Nous avons déjà presque tous vécu cette situation : des membres de notre famille ou des amis, amies, sollicitent notre aide pour régler un problème juridique. Mais faut-il vraiment vous impliquer? Votre barreau vous l’autorise-t-il même?

Woman grabbing man's hand

Nous avons déjà presque tous vécu cette situation : des membres de notre famille ou des amis, amies, sollicitent notre aide pour régler un problème juridique. Ils vous ont peut-être demandé de rédiger leur testament, de régler l’acquisition de votre nouvelle maison, de leur donner des conseils à propos d’une affaire de famille, voire même de les représenter dans le cadre de leur divorce. Bien entendu, vous êtes tout disposé à les aider. Oncle Paul s’attend sans doute à ce que vous lui consentiez une ristourne sur vos honoraires et espère peut-être même bénéficier de vos bons services gratuitement.

Mais faut-il vraiment vous impliquer? Votre barreau vous l’autorise-t-il même? Votre assurance vous couvre-t-elle si vous vous chargez de la poursuite qu’intente votre sœur contre l’entrepreneur de ses rénovations? Et quelles sont les options qui s’offrent à vous lorsqu’un ami ou un proche fait appel à vos services?

Un choix risqué

Représenter des amis ou des parents n’est pas une entreprise sans risque, fait observer Dan Pinnington, directeur du programme de gestion des risques pour LawPRO, une compagnie d’assurance responsabilité professionnelle oeuvrant pour les avocates et avocats ontariens. Voici les raisons de cette réticence avouée :

L’absence d’objectivité

« Le plus grand risque réside dans votre probable incapacité de dispenser des conseils sincères, indépendants et impartiaux », explique M. Pinnington. « Quels que soient vos efforts vers l’objectivité, vous faites affaire avec un membre de votre famille, et votre aptitude à l’impartialité s’en trouve donc forcément compromise. » Les relations que vous entretenez avec un parent ou un ami sont naturellement dépourvues de cette distance professionnelle qui caractérise vos rapports avec tout autre client et le lien affectif qui vous unit peut ainsi déformer votre jugement.

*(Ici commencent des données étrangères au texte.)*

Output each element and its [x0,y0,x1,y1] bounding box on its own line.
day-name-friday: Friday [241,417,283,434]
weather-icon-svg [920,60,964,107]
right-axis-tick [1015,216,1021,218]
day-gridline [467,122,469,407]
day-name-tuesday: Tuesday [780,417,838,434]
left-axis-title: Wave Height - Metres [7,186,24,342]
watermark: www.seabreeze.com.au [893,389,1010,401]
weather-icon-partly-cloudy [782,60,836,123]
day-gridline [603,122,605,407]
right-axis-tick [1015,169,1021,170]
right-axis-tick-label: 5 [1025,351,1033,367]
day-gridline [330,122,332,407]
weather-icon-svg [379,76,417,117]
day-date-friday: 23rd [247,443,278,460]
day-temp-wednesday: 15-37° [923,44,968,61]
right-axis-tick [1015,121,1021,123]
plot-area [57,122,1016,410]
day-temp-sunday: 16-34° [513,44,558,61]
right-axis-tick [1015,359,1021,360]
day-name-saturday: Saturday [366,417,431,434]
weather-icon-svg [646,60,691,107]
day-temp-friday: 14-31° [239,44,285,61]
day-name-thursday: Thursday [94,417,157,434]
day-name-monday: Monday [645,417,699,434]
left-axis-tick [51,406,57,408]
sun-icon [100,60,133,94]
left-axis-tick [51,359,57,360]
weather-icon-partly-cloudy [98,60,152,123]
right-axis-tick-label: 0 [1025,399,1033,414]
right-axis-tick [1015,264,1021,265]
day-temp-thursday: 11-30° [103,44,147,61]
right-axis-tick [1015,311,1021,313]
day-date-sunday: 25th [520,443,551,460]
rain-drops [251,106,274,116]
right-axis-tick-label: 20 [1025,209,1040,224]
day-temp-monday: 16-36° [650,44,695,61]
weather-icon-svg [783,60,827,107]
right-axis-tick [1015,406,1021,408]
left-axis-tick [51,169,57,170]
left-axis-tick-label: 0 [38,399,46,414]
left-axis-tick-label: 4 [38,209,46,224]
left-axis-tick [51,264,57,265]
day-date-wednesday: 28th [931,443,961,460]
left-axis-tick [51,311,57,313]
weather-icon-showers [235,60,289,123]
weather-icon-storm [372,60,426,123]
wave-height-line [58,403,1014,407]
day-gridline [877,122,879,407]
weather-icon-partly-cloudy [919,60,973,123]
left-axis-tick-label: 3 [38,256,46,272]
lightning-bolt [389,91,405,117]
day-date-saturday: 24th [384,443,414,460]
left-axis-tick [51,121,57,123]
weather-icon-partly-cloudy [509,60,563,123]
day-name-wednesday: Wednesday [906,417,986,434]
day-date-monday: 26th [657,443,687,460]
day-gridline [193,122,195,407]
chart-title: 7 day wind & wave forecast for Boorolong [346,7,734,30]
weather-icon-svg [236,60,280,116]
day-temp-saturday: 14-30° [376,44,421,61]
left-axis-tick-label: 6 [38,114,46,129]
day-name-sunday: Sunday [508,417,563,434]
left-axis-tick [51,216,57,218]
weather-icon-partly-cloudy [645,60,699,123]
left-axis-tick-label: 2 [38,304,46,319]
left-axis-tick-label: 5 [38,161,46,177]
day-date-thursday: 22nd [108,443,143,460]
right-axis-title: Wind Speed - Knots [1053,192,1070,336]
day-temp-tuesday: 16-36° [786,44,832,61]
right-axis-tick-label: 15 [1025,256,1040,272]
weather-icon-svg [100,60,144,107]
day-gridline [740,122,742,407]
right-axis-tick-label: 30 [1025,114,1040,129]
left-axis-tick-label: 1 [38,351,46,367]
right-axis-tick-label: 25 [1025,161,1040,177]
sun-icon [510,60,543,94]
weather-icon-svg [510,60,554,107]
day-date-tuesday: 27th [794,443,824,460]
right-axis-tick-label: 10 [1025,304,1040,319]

Les règles de conduite professionnelle y font référence et, dans certains cas, traitent directement de cette question. Le Code de déontologie professionnelle de l’ABC traite sur un mode plus général des situations de conflits d’intérêts, tandis que certains codes de conduite provinciaux consacrent une partie de leurs règles à la question de la représentation juridique de parents ou d’amis.

Par exemple, la règle 2 des règlements du Barreau du Haut-Canada oblige les avocats et avocates à agir « avec franchise et honnêteté » lorsqu’ils dispensent des conseils à des clients et clientes. Dans le commentaire qui accompagne la règle, on lit ce qui suit : « Lorsqu’un avocat ou une avocate agit pour un ami ou une amie ou un membre de sa famille, l’avocat ou l’avocate peut être en situation de conflit d’intérêts parce que sa relation personnelle peut affecter son devoir d’avocat de donner des conseils objectifs, désintéressés et professionnels au client ou à la cliente. »

S’il s’agit d’une simple transaction immobilière et qu’aucune émotion ne peut entrer en jeu, alors peut-être vous sentirez-vous assez à l’aise pour vous charger du dossier de votre beau-frère. Cependant, s’il s’agit d’un problème familial, il vous sera sans doute difficile de donner des conseils francs et honnêtes; dans ce cas, vous aurez l’obligation professionnelle de refuser le dossier.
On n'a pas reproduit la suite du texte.